Martha's fan club, however, were slightly less subjective, stating categorically that "if she'd been a man, there's no way she'd be in jail now". Yeah, and if Michael Jackson had been black, he'd have been found guilty too. But them's the breaks.

Ex head teacher, and self-confessed Martha fan, Michael Wright added "I am in no way comparing Martha to the Queen of England" - oh go on, she's already the new Nelson Mandela - "but it's that feeling you get when you know the Queen or a member of the royal family's coming down the road". I'm not sure what road he lives on. Probably The Mall.

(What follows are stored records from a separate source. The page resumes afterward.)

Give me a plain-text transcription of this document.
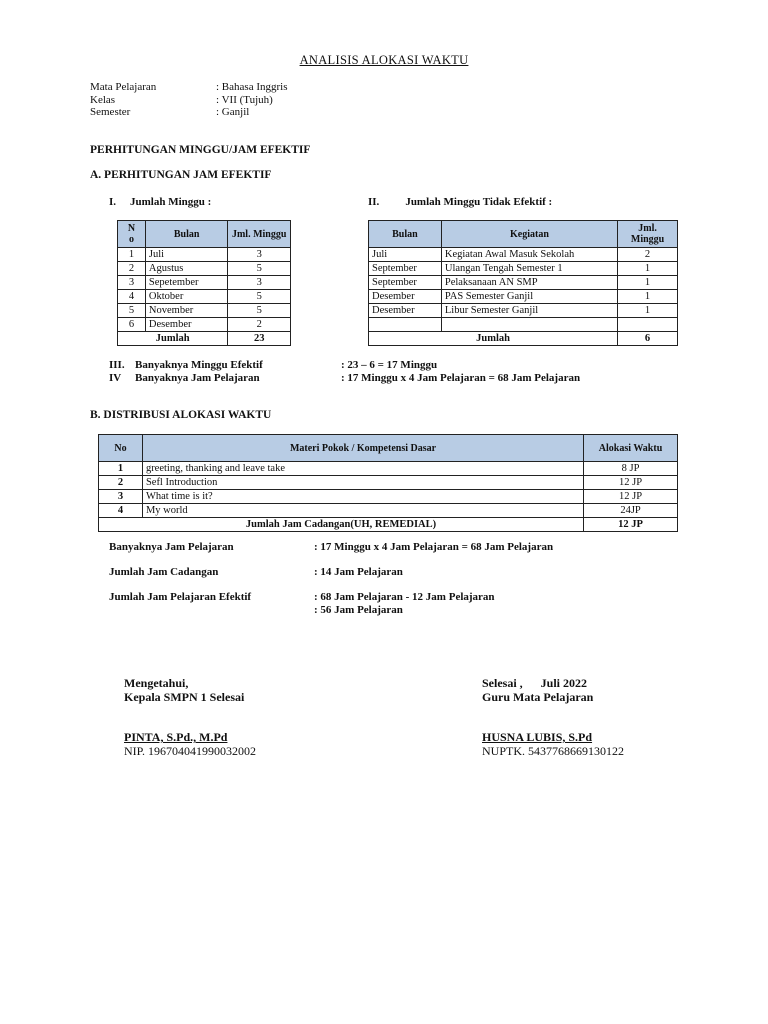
ANALISIS ALOKASI WAKTU
Mata Pelajaran	: Bahasa Inggris
Kelas	: VII (Tujuh)
Semester	: Ganjil
PERHITUNGAN MINGGU/JAM EFEKTIF
A. PERHITUNGAN JAM EFEKTIF
I. Jumlah Minggu :	II. Jumlah Minggu Tidak Efektif :
N o	Bulan	Jml. Minggu
1	Juli	3
2	Agustus	5
3	Sepetember	3
4	Oktober	5
5	November	5
6	Desember	2
Jumlah		23
Bulan	Kegiatan	Jml. Minggu
Juli	Kegiatan Awal Masuk Sekolah	2
September	Ulangan Tengah Semester 1	1
September	Pelaksanaan AN SMP	1
Desember	PAS Semester Ganjil	1
Desember	Libur Semester Ganjil	1

Jumlah		6
III. Banyaknya Minggu Efektif	: 23 – 6 = 17 Minggu
IV Banyaknya Jam Pelajaran	: 17 Minggu x 4 Jam Pelajaran = 68 Jam Pelajaran
B. DISTRIBUSI ALOKASI WAKTU
No	Materi Pokok / Kompetensi Dasar	Alokasi Waktu
1	greeting, thanking and leave take	8 JP
2	Sefl Introduction	12 JP
3	What time is it?	12 JP
4	My world	24JP
Jumlah Jam Cadangan(UH, REMEDIAL)		12 JP
Banyaknya Jam Pelajaran	: 17 Minggu x 4 Jam Pelajaran = 68 Jam Pelajaran
Jumlah Jam Cadangan	: 14 Jam Pelajaran
Jumlah Jam Pelajaran Efektif	: 68 Jam Pelajaran - 12 Jam Pelajaran
: 56 Jam Pelajaran
Mengetahui,
Kepala SMPN 1 Selesai
PINTA, S.Pd., M.Pd
NIP. 196704041990032002
Selesai ,      Juli 2022
Guru Mata Pelajaran
HUSNA LUBIS, S.Pd
NUPTK. 5437768669130122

But in the words of a female protester outside the court house, who happened to mention, in passing, that her banner ('Seattle Supports Martha Stewart') was made from a Martha Stewart sheet with a 240 thread count, in periwinkle gingham with a delicate white flower (not that her fans are odd at all), "She's the American dream come true".

Yep, she made a fortune, went loopy, and ended up in prison. You can't get more American than that.